MG4E1      Half Unit
Algorithmic Techniques for Data Mining

This information is for the 2016/17 session.

Teacher responsible

Dr Laszlo Vegh NAB 3.05

Availability

This course is available on the MSc in Applicable Mathematics, MSc in Management, MSc in Management (CEMS MIM), MSc in Management (MiM Exchange), MSc in Management Science (Decision Sciences) and MSc in Management Science (Operational Research). This course is available as an outside option to students on other programmes where regulations permit.

The course will be capped to 45 students.

Pre-requisites

Students are not permitted to take this course alongside ST443 Machine Learning and Data Mining.

Students must have basic knowledge of Mathematics and Statistics. The expected background in Statistics is familiarity with hypothesis testing, linear and logistic regression, to the level of MG4C5.

Course content

Data Mining is an interdisciplinary field developed over the last three decades. Vast quantities of data are available today in all areas of business, science, and technology. The main goal of data mining is to extract previously unknown, useful information from such massive scale data. The aim of the course is to equip the students with a theoretically founded and practically applicable knowledge of data mining. The theoretical foundations of the field come from statistics, computer science and artificial intelligence.

The course introduces fundamental machine learning methods and algorithms for basic data analytics problems. These methods include algorithms for tree construction and for rule generation, instance-based learning, regression methods, support vector machines, nearest-neighbour methods, Bayesian networks, website ranking, principal component analysis, association rule mining, and distance based and density based clustering.

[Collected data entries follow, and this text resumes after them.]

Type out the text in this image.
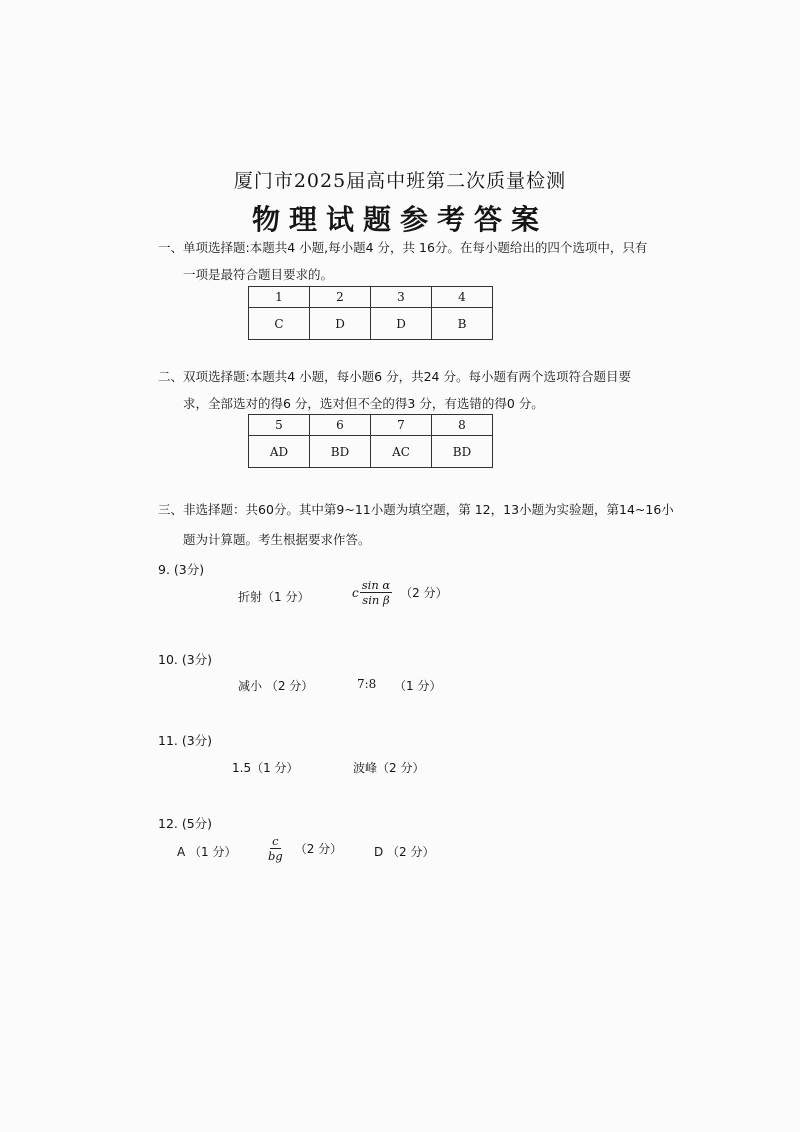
厦门市2025届高中班第二次质量检测
物理试题参考答案
一、单项选择题:本题共4 小题,每小题4 分，共 16分。在每小题给出的四个选项中，只有
一项是最符合题目要求的。
1	2	3	4
C	D	D	B
二、双项选择题:本题共4 小题，每小题6 分，共24 分。每小题有两个选项符合题目要
求，全部选对的得6 分，选对但不全的得3 分，有选错的得0 分。
5	6	7	8
AD	BD	AC	BD
三、非选择题：共60分。其中第9~11小题为填空题，第 12，13小题为实验题，第14~16小
题为计算题。考生根据要求作答。
9. (3分)
折射（1 分）	c $\frac{\text{sin α}}{\text{sin β}} (2$ 分）
10. (3分)
减小 （2 分）	7:8 （1 分）
11. (3分)
1.5（1 分）	波峰（2 分）
12. (5分)
A （1 分）	$\frac{c}{bg} (2$ 分）	D （2 分）
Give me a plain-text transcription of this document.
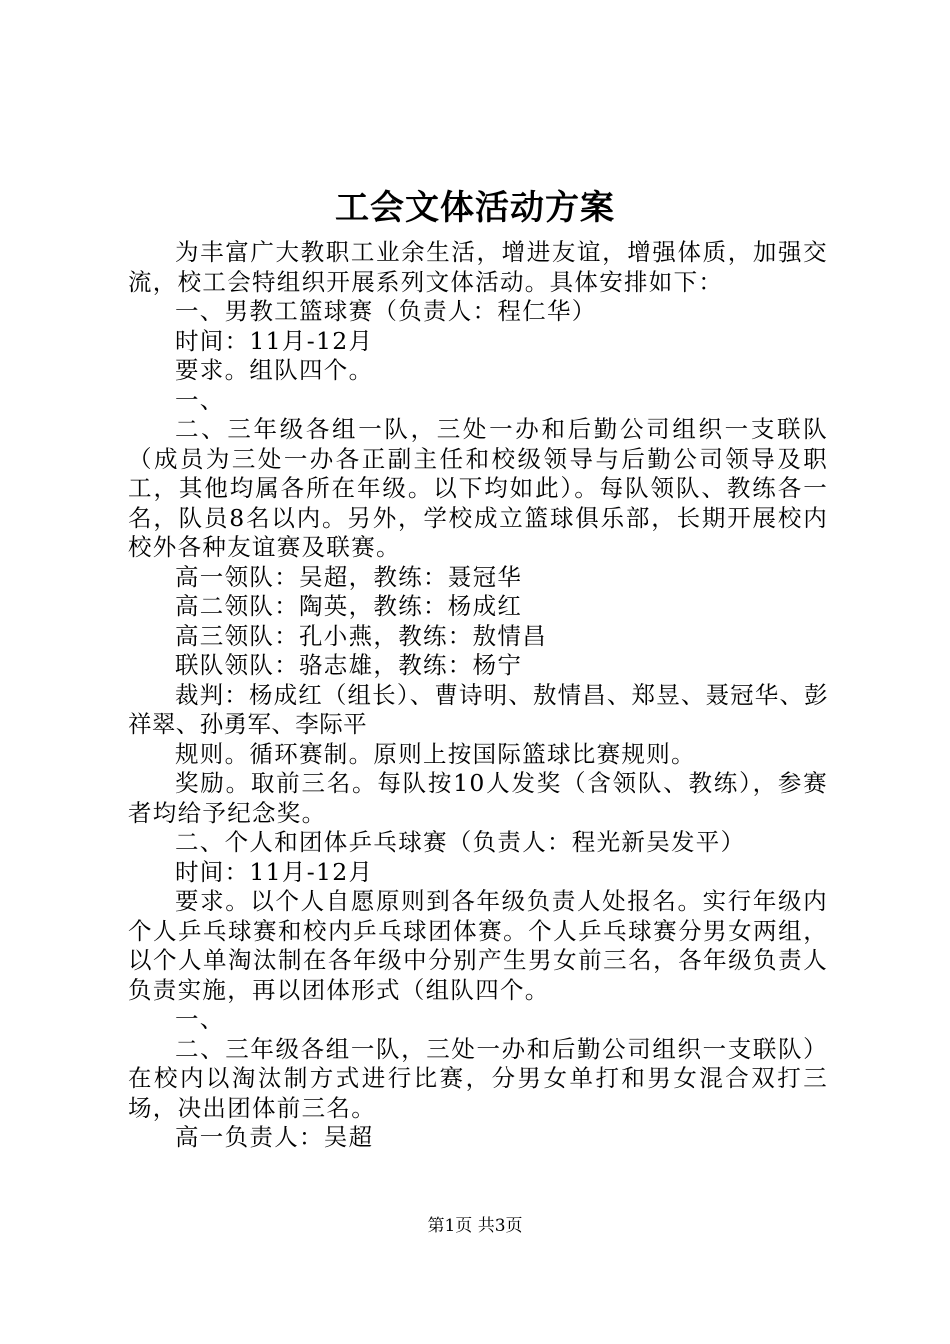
工会文体活动方案

为丰富广大教职工业余生活，增进友谊，增强体质，加强交流，校工会特组织开展系列文体活动。具体安排如下：

一、男教工篮球赛（负责人：程仁华）

时间：11月-12月

要求。组队四个。

一、

二、三年级各组一队，三处一办和后勤公司组织一支联队（成员为三处一办各正副主任和校级领导与后勤公司领导及职工，其他均属各所在年级。以下均如此）。每队领队、教练各一名，队员8名以内。另外，学校成立篮球俱乐部，长期开展校内校外各种友谊赛及联赛。

高一领队：吴超，教练：聂冠华

高二领队：陶英，教练：杨成红

高三领队：孔小燕，教练：敖情昌

联队领队：骆志雄，教练：杨宁

裁判：杨成红（组长）、曹诗明、敖情昌、郑昱、聂冠华、彭祥翠、孙勇军、李际平

规则。循环赛制。原则上按国际篮球比赛规则。

奖励。取前三名。每队按10人发奖（含领队、教练），参赛者均给予纪念奖。

二、个人和团体乒乓球赛（负责人：程光新吴发平）

时间：11月-12月

要求。以个人自愿原则到各年级负责人处报名。实行年级内个人乒乓球赛和校内乒乓球团体赛。个人乒乓球赛分男女两组，以个人单淘汰制在各年级中分别产生男女前三名，各年级负责人负责实施，再以团体形式（组队四个。

一、

二、三年级各组一队，三处一办和后勤公司组织一支联队）在校内以淘汰制方式进行比赛，分男女单打和男女混合双打三场，决出团体前三名。

高一负责人：吴超

第1页 共3页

The methods are illustrated on practical problems arising from various fields. The course also gives an introduction to the usage of the data mining software package Weka.

Teaching

20 hours of lectures and 13 hours and 30 minutes of seminars in the LT. 1 hour and 30 minutes of seminars in the ST.

A reading week will take place in W6. There will be no teaching during this week.

Formative coursework

Students will be expected to produce 1 project in the LT and 1 problem sets in the ST.

Weekly homework assignments have to be submitted, partially as formative coursework, and partially counting towards the 10% coursework mark. A mock project will be given, similar to the group project, but with the dataset provided.

Indicative reading

Main textbook:

I. H. Witten, E. Frank, M. A. Hall: Data Mining - Practical Machine Learning Tools and Techniques.

Further reading:

T. Hastie, R. Tibshirani, J. Friedman: The Elements of Statistical Learning - Data Mining, Inference and Prediction;

P. Flach: Machine Learning: The Art and Science of Algorithms that Make Sense of Data, Cambridge University Press, 2012.

Assessment

Exam (45%, duration: 2 hours) in the main exam period.
Project (45%) in the ST.
Coursework (10%) in the LT.

Key facts

Department: Management

Total students 2015/16: 60

Average class size 2015/16: 20

Controlled access 2015/16: No

Value: Half Unit

Guidelines for interpreting course guide information

Personal development skills

  • Self-management
  • Team working
  • Problem solving
  • Application of information skills
  • Communication
  • Application of numeracy skills
  • Commercial awareness
  • Specialist skills